Few Peromyscus spp. mice live longer than six months in the wild, but individuals may live up to five years in captivity.

==Food habits==
Brush mice are semiarboreal and can be found foraging in shrubs and trees for leaves and fruits. Females were captured more often than males foraging in canyon live oaks (Q. chrysolepis). The individuals with the longest tails appear to spend more time climbing than those with shorter tails.
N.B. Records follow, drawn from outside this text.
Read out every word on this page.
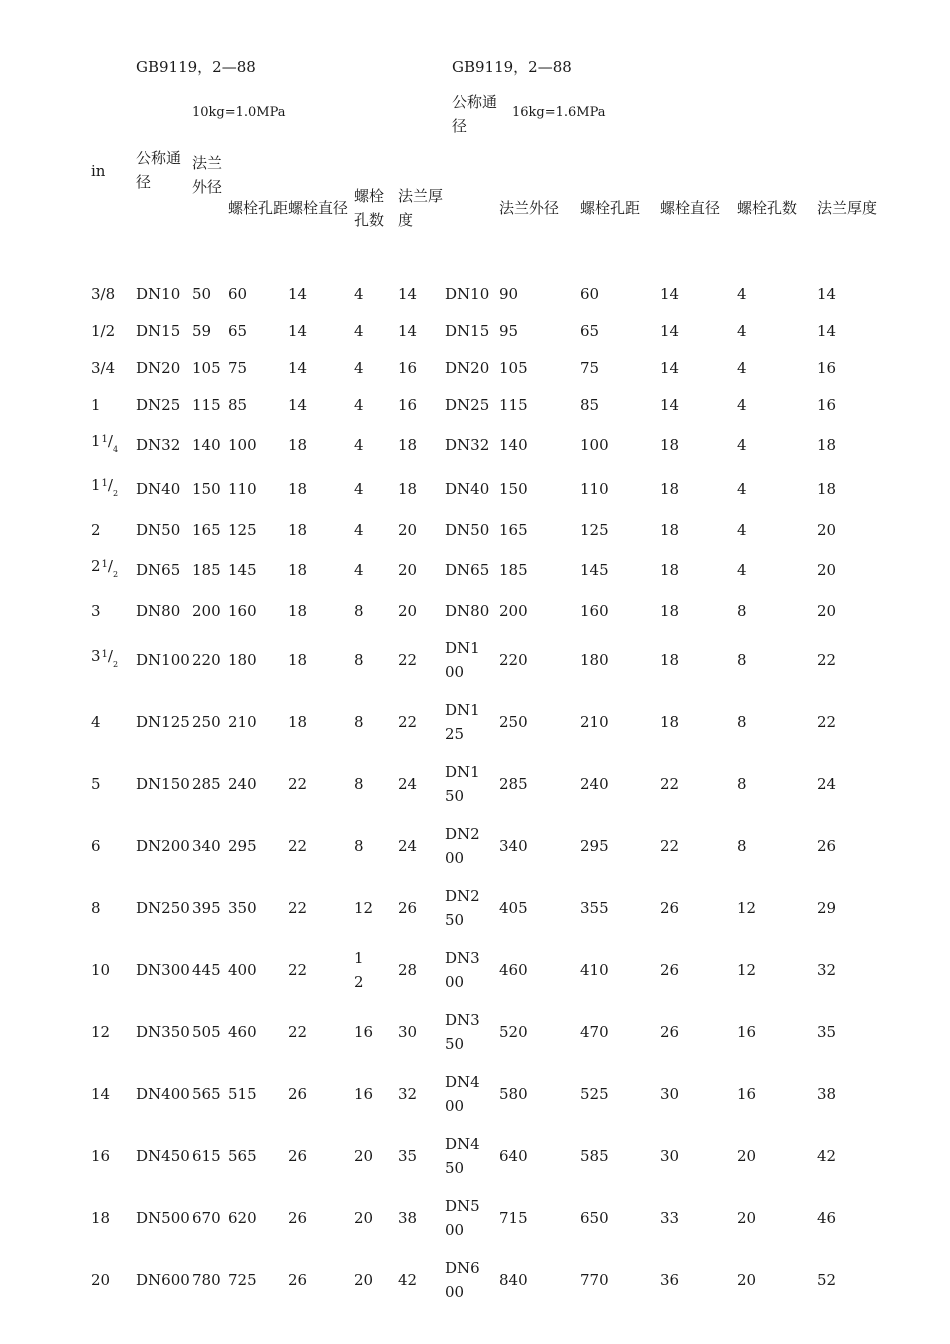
GB9119，2—88	GB9119，2—88
10kg=1.0MPa
公称通径
16kg=1.6MPa
in	公称通径	法兰外径	螺栓孔距	螺栓直径	螺栓孔数	法兰厚度		法兰外径	螺栓孔距	螺栓直径	螺栓孔数	法兰厚度
3/8	DN10	50	60	14	4	14	DN10	90	60	14	4	14
1/2	DN15	59	65	14	4	14	DN15	95	65	14	4	14
3/4	DN20	105	75	14	4	16	DN20	105	75	14	4	16
1	DN25	115	85	14	4	16	DN25	115	85	14	4	16
$1^1/_4$	DN32	140	100	18	4	18	DN32	140	100	18	4	18
$1^1/_2$	DN40	150	110	18	4	18	DN40	150	110	18	4	18
2	DN50	165	125	18	4	20	DN50	165	125	18	4	20
$2^1/_2$	DN65	185	145	18	4	20	DN65	185	145	18	4	20
3	DN80	200	160	18	8	20	DN80	200	160	18	8	20
$3^1/_2$	DN100	220	180	18	8	22	DN100	220	180	18	8	22
4	DN125	250	210	18	8	22	DN125	250	210	18	8	22
5	DN150	285	240	22	8	24	DN150	285	240	22	8	24
6	DN200	340	295	22	8	24	DN200	340	295	22	8	26
8	DN250	395	350	22	12	26	DN250	405	355	26	12	29
10	DN300	445	400	22	12	28	DN300	460	410	26	12	32
12	DN350	505	460	22	16	30	DN350	520	470	26	16	35
14	DN400	565	515	26	16	32	DN400	580	525	30	16	38
16	DN450	615	565	26	20	35	DN450	640	585	30	20	42
18	DN500	670	620	26	20	38	DN500	715	650	33	20	46
20	DN600	780	725	26	20	42	DN600	840	770	36	20	52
Acorns are commonly eaten by brush mice wherever they are available. Arthropods and cutworms (Protorthodes rufula) are also eaten throughout the year. A variety of fruits and seeds from Douglas-fir, ponderosa pine (Pinus ponderosa), pinyon, California buckeye, manzanita (A. patula and A. viscida), silktassel (Garrya spp.), oneseed juniper (Juniperus monosperma), hackberries (Celtis spp.), New Mexico groundsel (Senecio neomexicanus var. neomexicanus), trailing fleabane (Erigeron flagellaris), annual sunflower (Helianthus annuus), broom snakeweed, common dandelion (Taraxacum officinale), western yarrow (Achillea millefolium), white sweetclover (Melilotus albus), threenerve goldenrod (Solidago velutina), prickly-pear, desert wheatgrass (Agropyron desertorum), Kentucky bluegrass (Poa pratensis), and blue grama (Bouteloua gracilis) are eaten throughout the year when available. Other plant parts, such as leaves, stems, flowers, pollen cones, and new sprouts are typically eaten in lower quantities than other foods. Fungi are typically consumed when other foods are scarce. Infrequently, stomach contents of brush mice contained pieces of mammals, birds, and fence lizards (Sceloporus spp.).
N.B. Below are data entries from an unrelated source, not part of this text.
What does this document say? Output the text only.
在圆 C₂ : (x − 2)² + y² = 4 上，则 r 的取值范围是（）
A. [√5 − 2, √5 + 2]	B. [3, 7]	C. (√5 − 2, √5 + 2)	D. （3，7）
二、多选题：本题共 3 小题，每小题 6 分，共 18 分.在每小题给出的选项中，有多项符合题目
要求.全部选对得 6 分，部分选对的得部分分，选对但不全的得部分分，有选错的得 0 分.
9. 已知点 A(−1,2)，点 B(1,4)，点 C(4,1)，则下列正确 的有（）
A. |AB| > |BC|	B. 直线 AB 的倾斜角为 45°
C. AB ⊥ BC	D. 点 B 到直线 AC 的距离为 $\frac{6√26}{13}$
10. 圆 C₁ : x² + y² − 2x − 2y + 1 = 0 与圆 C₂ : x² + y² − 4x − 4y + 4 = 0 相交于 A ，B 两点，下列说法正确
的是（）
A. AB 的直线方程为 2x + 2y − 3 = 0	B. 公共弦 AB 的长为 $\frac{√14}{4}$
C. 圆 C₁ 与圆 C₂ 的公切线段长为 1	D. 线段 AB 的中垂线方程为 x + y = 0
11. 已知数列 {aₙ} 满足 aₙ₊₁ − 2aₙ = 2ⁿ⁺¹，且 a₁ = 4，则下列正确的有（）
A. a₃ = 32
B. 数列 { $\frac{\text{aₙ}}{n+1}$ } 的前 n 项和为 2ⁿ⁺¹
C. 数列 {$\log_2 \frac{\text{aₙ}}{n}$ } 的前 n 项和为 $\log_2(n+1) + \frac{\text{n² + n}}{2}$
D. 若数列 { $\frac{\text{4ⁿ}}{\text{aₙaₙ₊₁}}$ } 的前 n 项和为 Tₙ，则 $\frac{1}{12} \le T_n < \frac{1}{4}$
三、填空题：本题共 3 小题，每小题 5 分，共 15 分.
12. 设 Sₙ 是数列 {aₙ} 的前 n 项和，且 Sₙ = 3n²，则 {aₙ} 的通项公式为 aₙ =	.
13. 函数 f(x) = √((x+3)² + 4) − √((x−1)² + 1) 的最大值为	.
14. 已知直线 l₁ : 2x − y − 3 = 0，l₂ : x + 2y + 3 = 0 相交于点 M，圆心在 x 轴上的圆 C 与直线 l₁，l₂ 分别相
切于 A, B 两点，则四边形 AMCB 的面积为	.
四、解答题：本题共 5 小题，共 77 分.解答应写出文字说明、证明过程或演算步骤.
Brush mice have been observed caching pinyon pine seeds. This observation suggests the brush mouse may play a role in seed dispersal for some plant species.

==Predators==
Predators of the brush mouse include birds of prey such as the northern goshawk (Accipiter gentilis) and spotted owl (Strix occidentalis). Potential mammalian predators may include the coyote (Canis latrans), common gray fox (Urocyon cinereoargenteus), red fox (Vulpes vulpes), swift fox (Vulpes velox), ringtail (Bassariscus astutus), Pacific marten (Martes caurina), fisher (Pekania pennanti), American ermine (Mustela richardsonii), long-tailed weasel (Neogale frenata), striped skunk (Mephitis mephitis), hooded skunk (Mephitis macroura), white-backed hog-nosed skunk (Conepatus leuconotus), northern raccoon (Procyon lotor), bobcat (Lynx rufus), and ocelot (Leopardus pardalis). Snakes also prey on brush mice.